Como ella dice, “Demasiado a menudo parece que prestamos atención a lo negativo y olvidamos tomarnos un poco de tiempo para hacer saber a los demás que valoramos sus esfuerzos”, dijo Vinnedge. “Esperamos sinceramente que, una vez más, el público estará masivamente a la altura de las circunstancias, esta vez en agradecimiento y apoyo a PepsiCo”.

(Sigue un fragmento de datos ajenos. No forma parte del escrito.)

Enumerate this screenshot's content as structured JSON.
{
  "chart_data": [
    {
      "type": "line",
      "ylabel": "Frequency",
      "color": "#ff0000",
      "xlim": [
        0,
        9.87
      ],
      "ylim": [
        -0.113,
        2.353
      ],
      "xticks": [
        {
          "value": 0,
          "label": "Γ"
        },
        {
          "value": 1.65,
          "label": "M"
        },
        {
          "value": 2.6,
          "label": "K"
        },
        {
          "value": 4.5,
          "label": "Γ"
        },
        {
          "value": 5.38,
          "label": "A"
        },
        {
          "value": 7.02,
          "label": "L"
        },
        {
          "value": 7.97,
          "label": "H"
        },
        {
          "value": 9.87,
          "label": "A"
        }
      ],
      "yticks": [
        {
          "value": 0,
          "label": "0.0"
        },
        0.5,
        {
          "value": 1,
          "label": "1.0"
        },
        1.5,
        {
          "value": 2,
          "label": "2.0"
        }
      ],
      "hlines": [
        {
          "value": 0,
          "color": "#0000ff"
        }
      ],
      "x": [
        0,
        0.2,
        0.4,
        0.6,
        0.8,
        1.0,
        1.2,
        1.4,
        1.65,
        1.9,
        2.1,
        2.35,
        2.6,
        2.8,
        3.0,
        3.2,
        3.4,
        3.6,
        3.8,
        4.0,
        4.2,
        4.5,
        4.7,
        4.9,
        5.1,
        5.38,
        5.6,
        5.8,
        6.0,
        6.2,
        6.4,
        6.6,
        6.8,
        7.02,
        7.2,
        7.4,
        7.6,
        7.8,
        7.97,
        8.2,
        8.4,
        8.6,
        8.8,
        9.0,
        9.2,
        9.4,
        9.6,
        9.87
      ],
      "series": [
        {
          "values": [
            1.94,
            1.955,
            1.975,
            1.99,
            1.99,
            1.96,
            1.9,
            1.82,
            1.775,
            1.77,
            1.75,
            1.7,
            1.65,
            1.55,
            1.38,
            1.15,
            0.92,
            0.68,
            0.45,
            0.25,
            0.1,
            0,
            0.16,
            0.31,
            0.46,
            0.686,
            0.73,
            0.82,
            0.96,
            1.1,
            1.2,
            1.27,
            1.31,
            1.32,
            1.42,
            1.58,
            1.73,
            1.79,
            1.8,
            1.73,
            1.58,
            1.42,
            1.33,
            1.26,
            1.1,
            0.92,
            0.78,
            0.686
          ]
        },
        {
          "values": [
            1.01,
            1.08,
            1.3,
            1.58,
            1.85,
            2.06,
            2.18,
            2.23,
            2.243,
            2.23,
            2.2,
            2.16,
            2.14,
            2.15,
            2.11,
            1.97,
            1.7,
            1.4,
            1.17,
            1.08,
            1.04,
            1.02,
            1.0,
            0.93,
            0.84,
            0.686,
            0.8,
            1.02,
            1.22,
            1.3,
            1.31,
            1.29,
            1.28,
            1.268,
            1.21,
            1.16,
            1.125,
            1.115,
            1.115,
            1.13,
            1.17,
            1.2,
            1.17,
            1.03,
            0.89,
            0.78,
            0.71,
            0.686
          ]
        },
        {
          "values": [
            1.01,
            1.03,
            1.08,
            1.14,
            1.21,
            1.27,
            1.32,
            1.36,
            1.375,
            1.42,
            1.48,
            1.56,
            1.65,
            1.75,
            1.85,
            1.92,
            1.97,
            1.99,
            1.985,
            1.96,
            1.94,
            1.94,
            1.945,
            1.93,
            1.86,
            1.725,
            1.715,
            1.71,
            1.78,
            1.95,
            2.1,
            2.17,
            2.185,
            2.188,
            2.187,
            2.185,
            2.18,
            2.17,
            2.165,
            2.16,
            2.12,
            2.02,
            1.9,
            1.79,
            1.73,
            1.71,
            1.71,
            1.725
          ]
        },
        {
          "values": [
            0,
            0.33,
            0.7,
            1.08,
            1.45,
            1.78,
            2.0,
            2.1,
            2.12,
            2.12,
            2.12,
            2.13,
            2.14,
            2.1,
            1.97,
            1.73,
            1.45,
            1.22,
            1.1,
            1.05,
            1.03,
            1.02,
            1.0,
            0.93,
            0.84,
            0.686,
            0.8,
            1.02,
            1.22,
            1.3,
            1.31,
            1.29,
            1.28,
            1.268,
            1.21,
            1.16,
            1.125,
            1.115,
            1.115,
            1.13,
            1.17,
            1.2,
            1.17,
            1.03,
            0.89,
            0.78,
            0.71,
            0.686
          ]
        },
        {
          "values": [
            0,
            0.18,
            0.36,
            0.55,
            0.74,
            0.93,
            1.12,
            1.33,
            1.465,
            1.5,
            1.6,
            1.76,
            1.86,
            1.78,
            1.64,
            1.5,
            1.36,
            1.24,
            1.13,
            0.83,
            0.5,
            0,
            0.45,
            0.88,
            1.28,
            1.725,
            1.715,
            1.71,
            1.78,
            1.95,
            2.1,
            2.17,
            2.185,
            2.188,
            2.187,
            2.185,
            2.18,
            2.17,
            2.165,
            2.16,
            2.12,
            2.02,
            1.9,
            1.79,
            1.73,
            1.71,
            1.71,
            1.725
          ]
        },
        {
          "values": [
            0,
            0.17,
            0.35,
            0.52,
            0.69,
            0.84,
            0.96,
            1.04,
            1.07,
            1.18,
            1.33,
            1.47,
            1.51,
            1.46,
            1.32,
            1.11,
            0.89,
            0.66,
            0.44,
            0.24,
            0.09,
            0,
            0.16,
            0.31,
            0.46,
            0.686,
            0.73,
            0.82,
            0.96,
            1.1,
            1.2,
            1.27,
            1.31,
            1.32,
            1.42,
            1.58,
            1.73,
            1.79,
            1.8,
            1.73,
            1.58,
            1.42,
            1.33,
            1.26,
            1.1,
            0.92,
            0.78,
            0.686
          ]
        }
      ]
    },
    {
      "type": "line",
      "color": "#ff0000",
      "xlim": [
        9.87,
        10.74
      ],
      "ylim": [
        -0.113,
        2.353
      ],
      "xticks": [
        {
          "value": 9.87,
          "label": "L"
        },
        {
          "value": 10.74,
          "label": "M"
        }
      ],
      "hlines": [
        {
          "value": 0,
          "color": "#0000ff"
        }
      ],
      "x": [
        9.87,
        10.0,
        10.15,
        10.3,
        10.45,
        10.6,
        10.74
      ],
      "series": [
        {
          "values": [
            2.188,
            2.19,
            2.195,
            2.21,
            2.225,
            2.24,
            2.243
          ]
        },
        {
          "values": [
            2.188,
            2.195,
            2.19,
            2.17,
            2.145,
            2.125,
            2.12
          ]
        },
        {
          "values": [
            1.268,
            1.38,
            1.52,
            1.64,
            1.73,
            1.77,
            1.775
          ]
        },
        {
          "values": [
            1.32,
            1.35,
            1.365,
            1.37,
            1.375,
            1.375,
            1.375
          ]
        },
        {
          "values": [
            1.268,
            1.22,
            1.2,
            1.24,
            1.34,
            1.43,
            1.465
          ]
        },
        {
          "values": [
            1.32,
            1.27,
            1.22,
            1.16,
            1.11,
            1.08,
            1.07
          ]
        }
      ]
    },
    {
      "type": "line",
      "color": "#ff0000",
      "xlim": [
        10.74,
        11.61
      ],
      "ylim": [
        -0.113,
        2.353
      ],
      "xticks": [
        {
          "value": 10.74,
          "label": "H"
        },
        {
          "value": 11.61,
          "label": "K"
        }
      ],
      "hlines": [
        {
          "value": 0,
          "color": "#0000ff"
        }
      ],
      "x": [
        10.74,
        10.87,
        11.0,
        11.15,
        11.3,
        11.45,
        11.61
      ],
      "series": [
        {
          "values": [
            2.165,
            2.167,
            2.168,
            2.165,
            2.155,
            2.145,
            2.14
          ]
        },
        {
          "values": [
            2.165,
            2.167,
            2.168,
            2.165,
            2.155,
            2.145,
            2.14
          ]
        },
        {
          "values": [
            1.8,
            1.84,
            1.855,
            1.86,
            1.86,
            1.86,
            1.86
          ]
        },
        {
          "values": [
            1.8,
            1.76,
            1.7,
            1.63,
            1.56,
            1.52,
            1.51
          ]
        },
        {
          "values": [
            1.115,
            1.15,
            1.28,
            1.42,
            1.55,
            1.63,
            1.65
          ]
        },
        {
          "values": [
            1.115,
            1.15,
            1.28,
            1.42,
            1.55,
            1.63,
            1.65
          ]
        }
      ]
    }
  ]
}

Nosotros, que hemos seguido la noticia, y que en su día hicimos pública nuestra denuncia, hoy publicamos la rectificación. Desde aquí enviamos nuestro sincero reconocimiento. Lo que es de justicia, decir que una empresa ha sido capaz de rectificar, es además una estupenda noticia. El esfuerzo de todos ha conducido a un logro y una evidencia: callarse ante la injusticia no conduce a nada. Rectificar es de sabios. La ética en los negocios también es importante. El futuro es de los valientes.